The arbiter is like the umpire, though—he has to pick one or the other.

Safe or out. This figure or that figure. No in-between. You’re not "kind of" out, you know?

The player will state his case, and so will management. It’s also known as nitpicking time.

I have no idea what the Tigers will say at such a hearing about Verlander, if it comes to that.

The Tigers want to pay Verlander $6.9 million this season, according to reports. The kid wants $9.5 million. Don’t reach for the calculator—that’s a $2.6 million difference.

So what will the Tigers say about Verlander, who led the majors in strikeouts last season, who won 19 games, who had a fine ERA of 3.45, and who stopped one losing skid after the other, and whose next start all summer was anticipated more than Dec. 25 by a six-year-old?

What will they say about a kid who isn’t quite 27, who has already won the Rookie of the Year Award, who’s thrown a no-hitter, who’s pitched in the World Series, and who keeps adding to his career high in season victories—from 17 to 18 to, now, 19?

Joe Garagiola once wrote a book called Baseball is a Funny Game . It’s funny, all right. It’s so funny that you can use the word “only” in front of “$6.9 million” when it comes to a player’s salary.

As in what the Tigers are offering Verlander. For now.

An arbitration hearing can be avoided if the Tigers and their star pitcher, within the next month, agree on a salary figure to get them through the 2010 season. That $2.6 million gap can still be bridged. Or else, it’s off to a hearing and it’ll be the mother of all nitpicking.

What will the Tigers say to the bean counter in the suit? That they don’t like the way Verlander ties his shoes? That he could use a mint?

But even if the Tigers and Verlander agree on a salary for 2010, that just puts off the inevitable: keeping the Old English D on his left breast for as long as they both shall live.

The Tigers have three players, basically, whose names should never be spoken by other teams wanting to do some wheeling and dealing. Names that ought to be forbidden to even be mentioned—and that includes by any delusional fans from Detroit.

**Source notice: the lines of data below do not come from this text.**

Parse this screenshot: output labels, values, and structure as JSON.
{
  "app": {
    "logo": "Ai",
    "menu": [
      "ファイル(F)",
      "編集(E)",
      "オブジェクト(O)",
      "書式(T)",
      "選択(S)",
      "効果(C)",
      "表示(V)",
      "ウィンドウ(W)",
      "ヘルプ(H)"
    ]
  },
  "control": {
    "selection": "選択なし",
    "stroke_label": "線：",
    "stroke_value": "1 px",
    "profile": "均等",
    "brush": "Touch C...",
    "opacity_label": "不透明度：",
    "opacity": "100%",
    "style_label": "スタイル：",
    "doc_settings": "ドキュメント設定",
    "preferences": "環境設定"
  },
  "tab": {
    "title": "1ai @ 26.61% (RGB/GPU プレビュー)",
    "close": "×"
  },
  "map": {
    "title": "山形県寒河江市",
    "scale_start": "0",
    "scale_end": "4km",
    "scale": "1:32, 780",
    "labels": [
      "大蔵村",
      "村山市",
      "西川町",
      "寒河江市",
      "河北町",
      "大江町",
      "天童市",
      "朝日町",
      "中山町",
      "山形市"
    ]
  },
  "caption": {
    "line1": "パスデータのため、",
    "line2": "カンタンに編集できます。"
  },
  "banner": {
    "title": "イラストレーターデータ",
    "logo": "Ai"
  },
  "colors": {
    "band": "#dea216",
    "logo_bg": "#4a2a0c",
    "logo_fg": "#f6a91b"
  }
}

One of them is Miguel Cabrera, the man-child slugger. Another is Rick Porcello, the baby-faced hurler whose potential is so bright, they ought to give away sunglasses at every one of his starts at Comerica Park.

And the third of these unspeakables—forget untouchable—is Verlander.

The Toronto Blue Jays, a month or so ago, traded their ace starter, Roy Halladay, for three unknown entities, a.k.a. prospects. They did so because they either couldn’t afford to pay him, or didn’t want to.

I think Ilitch wants to pay Verlander. I think he looks at him as a cornerstone of his baseball franchise. Mike just needs to find the cash somewhere.

It’s going to take a king’s ransom, but the Tigers ought to put shackles and a ball and chain on Verlander and keep him in Detroit until he gets gray and distinguished. No Roy Halladay nonsense. I’ve written it before: Halladay has the stuff to win the Cy Young Award in any given season; Verlander has the stuff to throw a no-hitter in any given start.

No pitcher has gone into the Hall of Fame with significant time as a Tiger on his resume since Jim Bunning, and he last pitched for the Tigers nearly 50 years ago. Before that, it was Hal Newhouser, whose era was World War II.

That’s about to change.

Put these words into a time capsule if you wish, but Justin Verlander is going into the Hall of Fame. He is. And he ought to go in as a Tiger. Which means you have to pay him.

I know it won’t be cheap. I know it won’t always be comfortable to cut those checks twice a month. But this town doesn’t make starting pitchers, as a rule. Detroit has famously made beer, tires, soda pop, potato chips, coney dogs, and, on occasion, automobiles.

But Vernor’s fled. So did Uniroyal. And Stroh’s. And Jack Morris. The least the Tigers can do is keep one of the few homegrown products we have left in our midst.

So pass the hat, Mikey. Gouge us some more, we don’t mind. Justin Verlander bailed your baseball team out last season more than Charles Rogers’ lawyer. Rake up the loot. Find it somewhere.

Make Verlander a Tiger until there’s not one single pitch left in his golden arm. These types don’t come around very often, especially here.

Soon JV will have his hand on your wallet. And when he does, just turn and cough.